Balto. Co. to take up immigration bill
Measure would require screening of inmates at detention center
Baltimore County is the latest local jurisdiction wading into the heated issue of immigration policy, with a public hearing scheduled Tuesday on a bill that would call for screening county jail inmates for immigration violations.
The County Council’s three Republican members have proposed the measure requiring the county to join a federal program that trains correctional officers in basic immigration enforcement. After Tuesday’s hearing in Towson, the council could vote on the bill June 5.
Opponents of the bill — including the immigrant-rights group CASA, Jews United for Justice, the Council on American Islamic Relations and the American Civil Liberties Union — are planning a rally in Towson’s Patriot Plaza before the hearing. Local chapters of the “Indivisible” movement that formed in response to President Donald Trump’s election victory also say they will be there.
Meanwhile, the libertarian group Campaign for Liberty has been encouraging supporters to email Democrats on the council to urge their support for the bill. Another group, Help Save Maryland, which is opposed to illegal immigration, is urging its members to attend the hearing.
The council work session and public hearing will be held at 2 p.m. Tuesday in the Historic Courthouse in Towson. Councilman Todd Crandell, a Dundalk Republican and the bill’s lead sponsor, knows the debate could be heated, and said he hopes for “a level of decorum that would suit the council chambers.”
The bill would require the county jail to participate in the federal immigration screening program known as 287(g). Jails in Frederick and Harford counties are the only ones in Maryland currently participating in the program, though Anne Arundel County is seeking to join.

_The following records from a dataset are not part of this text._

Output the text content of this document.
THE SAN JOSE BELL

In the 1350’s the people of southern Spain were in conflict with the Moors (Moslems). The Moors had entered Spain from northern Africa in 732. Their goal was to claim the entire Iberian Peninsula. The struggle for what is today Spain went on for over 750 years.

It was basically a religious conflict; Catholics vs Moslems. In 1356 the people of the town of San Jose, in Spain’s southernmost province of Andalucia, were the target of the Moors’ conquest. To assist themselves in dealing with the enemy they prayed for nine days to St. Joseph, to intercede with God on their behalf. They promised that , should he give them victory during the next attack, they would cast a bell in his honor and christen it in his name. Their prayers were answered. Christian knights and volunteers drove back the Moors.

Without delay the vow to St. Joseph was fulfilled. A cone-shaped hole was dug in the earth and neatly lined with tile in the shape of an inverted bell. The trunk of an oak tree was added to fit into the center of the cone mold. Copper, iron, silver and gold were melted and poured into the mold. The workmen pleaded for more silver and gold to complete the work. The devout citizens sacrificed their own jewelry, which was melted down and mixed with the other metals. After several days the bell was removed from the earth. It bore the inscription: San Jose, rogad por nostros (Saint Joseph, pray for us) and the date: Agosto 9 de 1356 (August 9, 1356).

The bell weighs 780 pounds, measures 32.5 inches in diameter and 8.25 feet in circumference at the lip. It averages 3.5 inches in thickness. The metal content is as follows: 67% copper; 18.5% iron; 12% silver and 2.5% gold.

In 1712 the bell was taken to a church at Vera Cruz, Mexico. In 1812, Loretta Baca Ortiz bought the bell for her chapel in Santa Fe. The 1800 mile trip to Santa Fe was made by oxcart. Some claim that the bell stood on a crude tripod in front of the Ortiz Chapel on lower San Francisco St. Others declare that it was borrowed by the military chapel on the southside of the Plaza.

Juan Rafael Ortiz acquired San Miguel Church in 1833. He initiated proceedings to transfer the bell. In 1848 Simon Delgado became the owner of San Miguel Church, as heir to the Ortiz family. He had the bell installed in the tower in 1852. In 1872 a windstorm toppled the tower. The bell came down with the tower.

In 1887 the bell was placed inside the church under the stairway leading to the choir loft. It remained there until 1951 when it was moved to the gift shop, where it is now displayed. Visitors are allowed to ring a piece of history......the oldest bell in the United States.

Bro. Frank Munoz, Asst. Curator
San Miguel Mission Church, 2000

In Frederick and Harford, those booked into the county jail are asked about their citizenship and country of birth, and answers to those questions can trigger further review by trained sheriff’s deputies. An agent from Immigration and Customs Enforcement makes the final determination whether to refer the individual into immigration proceedings.
Supporters say the program is an easy and inexpensive way for local government to help enforce immigration law. Opponents argue it’s inappropriate for local jails to get involved in a federal issue.
Maryland Attorney General Brian Frosh issued guidance this month noting that while it’s permissible for counties to join the 287(g) program, the federal government doesn’t necessarily pay for all of the costs. And he cautioned that the programs have the potential to open the door to illegal racial profiling.
Crandell called the program a “reasonable and measured program,” and said he’s concerned some people are swayed by “rhetoric and some anecdotal things that aren’t relative to what the actual program is.”
Cathy McErlean, a member of the Indivisible Towson group, said her problems with the Baltimore County bill range from its potential cost to taxpayers to the possibility it could erode trust between immigrants and law enforcement.
“I think there’s a lot of emotion tied up in this. I hope that people will learn something from each other,” she said.
Baltimore County Executive Kevin Kamenetz has pledged to veto the bill if it passes the council.
On Friday, Kamenetz’s campaign office sent out an email accusing the Republican councilmen of “trying to infect our state with Trumpism. But that’s not who we are as Marylanders.”
Kamenetz, a Democrat, is considering a run for governor. Last month he signed an executive order emphasizing an existing county policy not to ask people about their immigration status and not to hold people in jail past their release date for immigration reasons — unless federal officials present a warrant signed by a judge.